Train Toulon – Draguignan 7h00 du matin.
Je m’installe à l’étage du TER qui m’amènera au Cannet-des-Maures, le wagon est quasiment vide. J’ouvre mon ordinateur et commence à le pianoter. Arrive une grande silhouette sombre. Une jeune personne habillée de noir, pantalon, chaussures, sweet, blouson en cuir, tout est noir. La capuche du sweet recouvre les cheveux.
Je regarde son visage anguleux, non masqué en ces temps de covid, et je n’arrive pas à déterminer si c’est un jeune homme ou une jeune femme. Elle peut être exactement l’un ou l’autre et mon cerveau cherche à la classer dans un de ces deux sexes.
Entre temps l’inconnu.e du TER s’est assis.e dans la rangée de places parallèles à celles où je suis installé. Il.elle est dans mon champ de vision. Je continue à interroger son sexe. Son pantalon étant serré sur son corps j’essaye d’en faire le déterminant de mon questionnement, mais le pantalon ne m’aide pas et la position assise non plus.

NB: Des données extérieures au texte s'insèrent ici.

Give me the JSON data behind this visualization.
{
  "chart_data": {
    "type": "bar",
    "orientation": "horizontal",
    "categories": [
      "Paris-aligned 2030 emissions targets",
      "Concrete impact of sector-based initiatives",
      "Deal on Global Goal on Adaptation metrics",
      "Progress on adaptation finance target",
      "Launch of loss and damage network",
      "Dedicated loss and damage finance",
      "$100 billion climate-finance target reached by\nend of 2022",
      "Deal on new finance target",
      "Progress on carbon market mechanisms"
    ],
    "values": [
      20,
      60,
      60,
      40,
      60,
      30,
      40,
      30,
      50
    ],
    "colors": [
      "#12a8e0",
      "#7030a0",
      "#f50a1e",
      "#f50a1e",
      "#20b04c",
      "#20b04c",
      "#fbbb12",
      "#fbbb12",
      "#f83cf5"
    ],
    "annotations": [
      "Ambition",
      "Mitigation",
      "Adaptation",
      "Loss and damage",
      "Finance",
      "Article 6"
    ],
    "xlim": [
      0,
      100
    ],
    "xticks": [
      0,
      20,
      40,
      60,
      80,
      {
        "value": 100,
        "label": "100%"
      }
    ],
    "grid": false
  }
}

Je mets mon étude en pause et me replonge dans mon ordinateur.
Quand l’inconnu.e se met à téléphoner.
Il s’agit d’une jeune femme. La voix révèle ce que l’apparence physique n’exprimait pas.
Je m’amuse de cette ambiguïté et retourne à mon clavier.
Le train arrive à la Gare du Luc et du Cannet, je me lève, elle se lève aussi, c’est aussi sa gare d’arrivée. Nous partons chacun dans des directions différentes.
Je dois me rendre dans un restaurant proche de la gare où je vais passer la journée avec des professionnels de la construction écologique. Des professionnels… j’ai toujours écrit des professionnels… le bâtiment est masculin.
Je suis en avance, je prends un café puis j’aide à préparer la salle avec l’organisateur de la journée.
Pendant que nous déplaçons une table, arrive dans le hall du restaurant une grande silhouette vêtue de noir. Comme elle avance vers nous d’un pas rapide c’est très vite son visage qui occupe mon attention.
Un visage long orné d’une bouche éclatante, de grandes lèvres maquillées d’un rouge vif, et des yeux intensifiés par du mascara et dont la plissure des bords externes se prolonge par de légères paillettes qui se mêlent à un fond de teint. Une tête découverte, des cheveux longs et ondulés, attachés en queue de cheval.
Un visage que mon cerveau analyse comme « joli », avant qu’il ne se mette à me rappeler la ressemblance évidente du corps qui se tient devant moi avec celui que j’ai observé dans le train. Mais je reviens au visage, et ça ne colle plus. Mes synapses enclenchent donc un processus de reconnaissance faciale et identifient point par point les détails qui correspondent à ceux de l’inconnu.e du train, elles le démaquillent pour le reconnaître.
C’est bien elle, ce sont bien elles. La fille du train et celle qui est devant moi.
Elle me fait l’effet de ces supers héros qui changent d’apparence quand il s’agit d’entrer en action. Sauf que les supers héros le font intégralement.
Super héro, masculin.
Je lui dis que je la reconnais, qu’on était dans le même train. Je ne sais pas si je fais bien. Mais c’est trop tard, je l’ai dit, et ce faisant j’ai mis à jour sa transformation. J’interprète un peu de gêne dans sa réponse, « Ah oui, en effet…, vous étiez aussi dans le train ».
Et la question restera ouverte durant la journée et lorsque je l’observais en réunion, attablée avec cette majorité d’hommes. Cette question fréquente quand je vois des femmes fort maquillées, des lèvres écarlates, des cils sans fin : quelles parts occupent dans le maquillage, et plus largement dans les codes d’apparences d’une certaine vision de la féminité, le plaisir de se transformer, celui de plaire, et l’obligation supposée de le faire, l’aliénation au regard extérieur et aux attentes du regard masculin.
Suis-je moi-même demandeur de transformation ?
- Oui.
Mais si la transformation est plaisir et jeu.
Si elle devient norme et contrainte alors elle me repousse.
Ecrit le 26/09/2020 dans un TGV Marseille Paris. Devant moi, les sièges sont vides.